The power of this approach becomes clearer when visualized. Below is a real example of a Timbr ontology-based knowledge graph, where business concepts like customer, order, and shipment are connected through meaningful relationships and governed by constraints.

Timbr’s semantic layer models enterprise data as SQL-native ontologies, with each concept representing a business entity. These concepts are enriched with metadata, relationships, properties, and inheritance logic, all directly queryable in SQL. Unlike abstract RDF graphs, Timbr’s knowledge graph is designed for operational use, enabling immediate, context-aware query generation.

This matters because:

  • LLMs are widely trained on SQL, but much less on SPARQL.
  • Ontology relationships guide the LLM to connect the right entities.
  • Constraints (e.g., primary keys, inheritance, filters) add context to improve query accuracy.

By providing this rich, machine-readable context, Timbr helps LLMs move from experimentation to enterprise-grade performance.

Timbr’s NL2SQL Stack: LangChain and LangGraph SDKs

Timbr offers two SDKs designed specifically for integrating LLMs with its ontology:

LangChain SDK

This SDK allows developers to plug in any LLM (OpenAI, Claude, Gemini, LLaMA, etc.) and query the Timbr ontology using natural language. Key features:

  • Multi-LLM Support: Choose the right model for the task.
  • SQL Generation: Automatically generate Timbr SQL enriched with relationships.
  • Ontology Access: Pull semantic context directly into the LLM prompt.
  • Streamlined Querying: Works with tools like run_llm_query to combine NL and SQL.

LangGraph SDK

For more advanced workflows, the LangGraph SDK enables step-by-step orchestration of multi-turn interactions.

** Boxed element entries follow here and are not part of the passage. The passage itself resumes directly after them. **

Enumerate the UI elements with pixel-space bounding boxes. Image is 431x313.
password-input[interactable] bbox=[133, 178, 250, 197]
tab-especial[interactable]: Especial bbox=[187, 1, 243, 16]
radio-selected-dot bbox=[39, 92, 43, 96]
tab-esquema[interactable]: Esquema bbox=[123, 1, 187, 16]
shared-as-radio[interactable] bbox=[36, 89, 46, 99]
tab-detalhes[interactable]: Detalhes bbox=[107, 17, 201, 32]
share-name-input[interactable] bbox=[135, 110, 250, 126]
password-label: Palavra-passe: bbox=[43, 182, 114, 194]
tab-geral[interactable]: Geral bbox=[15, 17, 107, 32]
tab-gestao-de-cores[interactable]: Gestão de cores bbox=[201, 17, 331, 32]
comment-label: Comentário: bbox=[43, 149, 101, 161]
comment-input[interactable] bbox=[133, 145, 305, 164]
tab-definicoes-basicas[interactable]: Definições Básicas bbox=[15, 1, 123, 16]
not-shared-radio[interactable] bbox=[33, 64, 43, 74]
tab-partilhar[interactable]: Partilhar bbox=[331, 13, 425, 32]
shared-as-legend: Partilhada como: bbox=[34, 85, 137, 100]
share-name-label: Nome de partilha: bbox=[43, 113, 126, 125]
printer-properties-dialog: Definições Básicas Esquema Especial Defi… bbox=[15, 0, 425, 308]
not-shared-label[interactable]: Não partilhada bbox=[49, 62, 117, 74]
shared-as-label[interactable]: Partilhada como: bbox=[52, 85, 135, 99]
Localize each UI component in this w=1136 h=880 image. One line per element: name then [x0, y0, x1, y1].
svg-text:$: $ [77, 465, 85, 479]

Key features:

  • Concept Identification: Extracts the correct ontology concept and schema from the query.
  • Contextual SQL Generation: Returns the correct SQL aligned with the concept structure.

These SDKs provide a seamless pipeline from user intent to accurate query results.

Together, they allow developers to go beyond simple prompts, enabling powerful workflows such as chat-based analytics, intelligent agents, and dynamic dashboards that speak the language of the business.

Why Enterprise Teams Choose Timbr for Production NL2SQL

Why does this matter in real-world enterprise settings? Because organizations need:

  • Precision: Avoid hallucinated or incorrect results.
  • Speed: Deliver answers without engineering bottlenecks.
  • Governance: Know what data is being accessed and how.
  • Scale: Handle thousands of queries across complex data models.

Timbr’s NL2SQL capabilities deliver on these needs by combining:

  • SQL-native ontology models.
  • SDK for integration with enterprise LLMs and data tools.

Customers using Timbr report accurate answers out of the box (when best modeling practices are followed), compared to alternative LLM-powered NL2SQL solutions. They also experience faster time from implementation to insight, enabling analysts to answer sets of questions that previously took weeks, now in days.